Term Frequency Inverse Document  Frequency Vectorizer 

In [3]:
vect_word = TfidfVectorizer(max_features=20000, lowercase=True, analyzer='word',
                        stop_words= 'english',ngram_range=(1,3),dtype=np.float32)
tr_vect = vect_word.fit_transform(X_train['comment_text'])
ts_vect = vect_word.transform(X_test['comment_text'])

incel_vect = vect_word.transform(incel_df['title'])
slate_vect = vect_word.transform(slate_df['title'])

#took 50 seconds on 150k samples

## Model baseline

In [4]:
def score_model(model, X_train, y_train):
    cv_results = cross_validate(model, X_train, y_train, cv=5, scoring='f1')
    return np.mean(cv_results['test_score'])

def model_baseline(X_train, y_train):
    """This takes in training and validation data and runs it through
    6 basic classification models and scores them based on recall"""

    lm2 = LogisticRegression(C=2,random_state = 42,class_weight = 'balanced') #all features
    lm2_score = score_model(lm2, X_train, y_train)

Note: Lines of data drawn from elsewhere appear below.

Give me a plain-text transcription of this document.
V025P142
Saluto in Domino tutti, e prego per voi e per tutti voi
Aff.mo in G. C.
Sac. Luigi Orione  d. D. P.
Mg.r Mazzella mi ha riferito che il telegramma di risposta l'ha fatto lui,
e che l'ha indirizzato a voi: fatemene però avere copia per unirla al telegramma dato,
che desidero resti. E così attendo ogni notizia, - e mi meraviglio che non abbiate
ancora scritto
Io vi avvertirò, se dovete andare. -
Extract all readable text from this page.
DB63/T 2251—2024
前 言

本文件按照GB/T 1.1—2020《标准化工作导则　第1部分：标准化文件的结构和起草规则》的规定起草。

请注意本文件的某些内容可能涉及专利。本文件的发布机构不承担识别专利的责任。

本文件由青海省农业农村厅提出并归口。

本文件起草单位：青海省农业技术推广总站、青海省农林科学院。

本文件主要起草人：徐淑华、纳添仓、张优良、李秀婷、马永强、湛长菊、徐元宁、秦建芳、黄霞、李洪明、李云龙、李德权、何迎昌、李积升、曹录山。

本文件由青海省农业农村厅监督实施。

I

#     knn = KNeighborsClassifier(n_neighbors=5)
#     knn_score = score_model(knn, X_train, y_train)

#     gnb = GaussianNB()
#     gnb_score = score_model(gnb, X_train, y_train)

#     mnb = MultinomialNB()
#     mnb_score = score_model(mnb, X_train, y_train)

#     svm_model = svm.SVC()
#     svm_score = score_model(svm_model, X_train, y_train)

    rf = RandomForestClassifier(random_state=42)
    rf_score = score_model(rf, X_train, y_train)

    res = {
        'Logistic regression': lm2_score,
#         'KNN': knn_score,
#         'Gaussian Naive Bayes': gnb_score,
#         'Multinomial Naive Bayes': mnb_score,
#         'Support Vector Classifier': svm_score,
         'Random Forest': rf_score
    }
    return res


In [5]:
model_baseline(tr_vect, y_train['sum'])

{'Logistic regression': 0.6594241227008731,
 'Random Forest': 0.6106933256925536}

## Class imbalance

In [8]:
#Random OverSampler
ros = RandomOverSampler(random_state=42)
X_resampled, y_resampled = ros.fit_sample(tr_vect,y_train['sum'])
# X_resampled_df = pd.DataFrame(X_resampled)
# model_baseline(X_resampled_df, y_resampled)

model_baseline(X_resampled, y_resampled)

{'Logistic regression': 0.9809860392638658,
 'Random Forest': 0.9755760390495614}

Class imbalance fixing boosts score 30%!